“It seems (the) concept of not talking about bad news is well-entrenched in the stem cell field.... I’ve been informed that I’ve ruffled the feathers of a couple elite VIPs of the stem cell world by covering the STAP stem cell story on my blog and doing the stem cell crowdsourcing experiment.
“Would they really prefer that we all just skip along merrily singing kumbaya?
“The reality is that the STAP stem cell situation is a serious threat to the stem cell field. As someone who is a big fan of stem cells and advocates actively for stem cell research, I wasn’t going to turn a blind eye.”

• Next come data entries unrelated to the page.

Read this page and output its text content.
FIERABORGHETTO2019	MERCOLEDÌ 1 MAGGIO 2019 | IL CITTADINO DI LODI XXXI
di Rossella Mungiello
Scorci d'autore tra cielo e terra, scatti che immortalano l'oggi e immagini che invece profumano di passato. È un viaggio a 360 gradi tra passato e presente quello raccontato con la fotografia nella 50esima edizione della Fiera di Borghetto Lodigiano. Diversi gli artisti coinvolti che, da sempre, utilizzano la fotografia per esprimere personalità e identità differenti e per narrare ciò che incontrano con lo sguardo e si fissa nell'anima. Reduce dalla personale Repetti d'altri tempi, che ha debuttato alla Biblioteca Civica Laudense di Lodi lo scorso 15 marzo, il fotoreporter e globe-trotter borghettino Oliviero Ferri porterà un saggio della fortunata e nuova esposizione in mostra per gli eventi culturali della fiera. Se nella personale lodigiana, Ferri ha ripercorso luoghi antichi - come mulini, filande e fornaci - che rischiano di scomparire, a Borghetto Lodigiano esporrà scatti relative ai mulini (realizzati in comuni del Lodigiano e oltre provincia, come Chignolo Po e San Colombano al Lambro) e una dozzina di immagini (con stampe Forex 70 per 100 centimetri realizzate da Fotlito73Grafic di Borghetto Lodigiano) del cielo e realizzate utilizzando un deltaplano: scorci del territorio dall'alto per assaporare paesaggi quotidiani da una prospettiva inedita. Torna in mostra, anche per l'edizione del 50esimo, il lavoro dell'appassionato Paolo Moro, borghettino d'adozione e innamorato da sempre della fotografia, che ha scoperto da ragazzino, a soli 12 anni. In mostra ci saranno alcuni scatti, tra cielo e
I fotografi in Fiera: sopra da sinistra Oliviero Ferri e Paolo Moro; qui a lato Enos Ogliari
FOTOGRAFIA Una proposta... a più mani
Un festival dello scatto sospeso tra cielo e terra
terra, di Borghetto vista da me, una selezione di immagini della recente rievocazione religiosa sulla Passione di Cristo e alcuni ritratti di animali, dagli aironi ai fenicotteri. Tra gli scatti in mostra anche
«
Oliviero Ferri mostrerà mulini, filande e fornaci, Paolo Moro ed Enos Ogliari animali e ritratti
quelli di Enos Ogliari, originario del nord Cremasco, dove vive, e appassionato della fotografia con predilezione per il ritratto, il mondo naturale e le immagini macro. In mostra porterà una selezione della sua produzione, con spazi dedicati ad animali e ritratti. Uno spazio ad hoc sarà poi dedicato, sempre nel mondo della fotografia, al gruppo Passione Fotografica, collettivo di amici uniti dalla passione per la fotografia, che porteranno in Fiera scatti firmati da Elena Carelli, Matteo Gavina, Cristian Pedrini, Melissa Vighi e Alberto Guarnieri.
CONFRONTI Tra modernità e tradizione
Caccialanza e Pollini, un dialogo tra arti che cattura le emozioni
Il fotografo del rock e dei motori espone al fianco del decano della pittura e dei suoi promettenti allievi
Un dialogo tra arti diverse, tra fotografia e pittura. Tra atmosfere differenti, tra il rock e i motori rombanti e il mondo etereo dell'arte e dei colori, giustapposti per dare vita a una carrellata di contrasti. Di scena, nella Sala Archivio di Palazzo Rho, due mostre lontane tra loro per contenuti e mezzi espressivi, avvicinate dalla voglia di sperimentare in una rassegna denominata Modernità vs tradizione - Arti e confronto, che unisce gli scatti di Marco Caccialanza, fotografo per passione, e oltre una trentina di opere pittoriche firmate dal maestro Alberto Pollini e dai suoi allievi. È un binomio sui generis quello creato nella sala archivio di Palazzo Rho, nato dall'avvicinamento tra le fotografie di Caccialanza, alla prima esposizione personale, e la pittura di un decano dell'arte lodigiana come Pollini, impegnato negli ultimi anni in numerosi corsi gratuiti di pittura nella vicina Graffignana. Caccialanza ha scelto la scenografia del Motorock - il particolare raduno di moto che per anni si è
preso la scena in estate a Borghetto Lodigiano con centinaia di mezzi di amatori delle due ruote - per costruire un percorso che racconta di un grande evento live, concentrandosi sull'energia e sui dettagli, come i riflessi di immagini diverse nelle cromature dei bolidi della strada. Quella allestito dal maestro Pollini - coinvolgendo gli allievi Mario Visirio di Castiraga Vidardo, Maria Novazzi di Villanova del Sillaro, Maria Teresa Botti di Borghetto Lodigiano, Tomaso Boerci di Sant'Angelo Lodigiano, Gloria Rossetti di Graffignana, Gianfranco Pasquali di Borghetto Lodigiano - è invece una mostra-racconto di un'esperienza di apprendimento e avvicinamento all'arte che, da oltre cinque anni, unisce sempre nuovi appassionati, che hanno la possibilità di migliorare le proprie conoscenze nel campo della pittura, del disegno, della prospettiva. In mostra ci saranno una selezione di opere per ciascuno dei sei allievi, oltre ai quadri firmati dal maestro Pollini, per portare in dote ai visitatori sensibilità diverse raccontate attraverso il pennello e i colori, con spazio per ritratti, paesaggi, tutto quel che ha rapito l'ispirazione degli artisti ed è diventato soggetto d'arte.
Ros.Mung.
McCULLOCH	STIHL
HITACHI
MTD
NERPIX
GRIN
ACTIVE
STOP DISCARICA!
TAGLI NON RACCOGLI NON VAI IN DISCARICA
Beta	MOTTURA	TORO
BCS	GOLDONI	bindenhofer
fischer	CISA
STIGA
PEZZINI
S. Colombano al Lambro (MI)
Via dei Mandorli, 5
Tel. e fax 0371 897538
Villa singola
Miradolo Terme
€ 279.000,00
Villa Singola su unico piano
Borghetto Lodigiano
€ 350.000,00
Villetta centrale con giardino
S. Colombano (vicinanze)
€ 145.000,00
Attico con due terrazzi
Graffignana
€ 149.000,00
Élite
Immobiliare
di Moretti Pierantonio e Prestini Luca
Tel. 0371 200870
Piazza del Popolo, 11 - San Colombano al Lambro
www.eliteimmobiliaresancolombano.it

“I like social media as a tool for transparency, Dave. It gets criticized for being overwrought, or witch-hunting in nature. But I didn't see that in Paul's post. This may explain, though, why he contacted me on Twitter about a post I wrote a while back called "The Trouble With Scientists" that is a defense of bloggers and smart scientist bloggers. Think of Rosie Redfield's blog post on the so-called arsenic-based life report that helped show the flaws. Or the blog Retraction Watch, by Ivan Oransky, who's both an MD and a journalist. The kind of thoughtful online discussion that I think you saw in Paul's piece adds to efforts to make research more open and more accessible. And acknowledging its flaws is just as important in the process as praising its successes.
“And I do NOT believe a scientist should be punished for writing responsibly about issues in research. I think it's praiseworthy.”
“It’s important to point out here that I don’t think this STAP situation, even if it gets even worse, can derail the positive momentum of our field overall, but it can slow things down. Also, the stem cell field needs public trust. When I am out there communicating with the public about stem cells and answering their questions, sadly they often spontaneously mention 'scandals' and 'controversy.' Many folks seem to associate these with the stem cell field already.”
“Sunlight is said to be the best of disinfectants."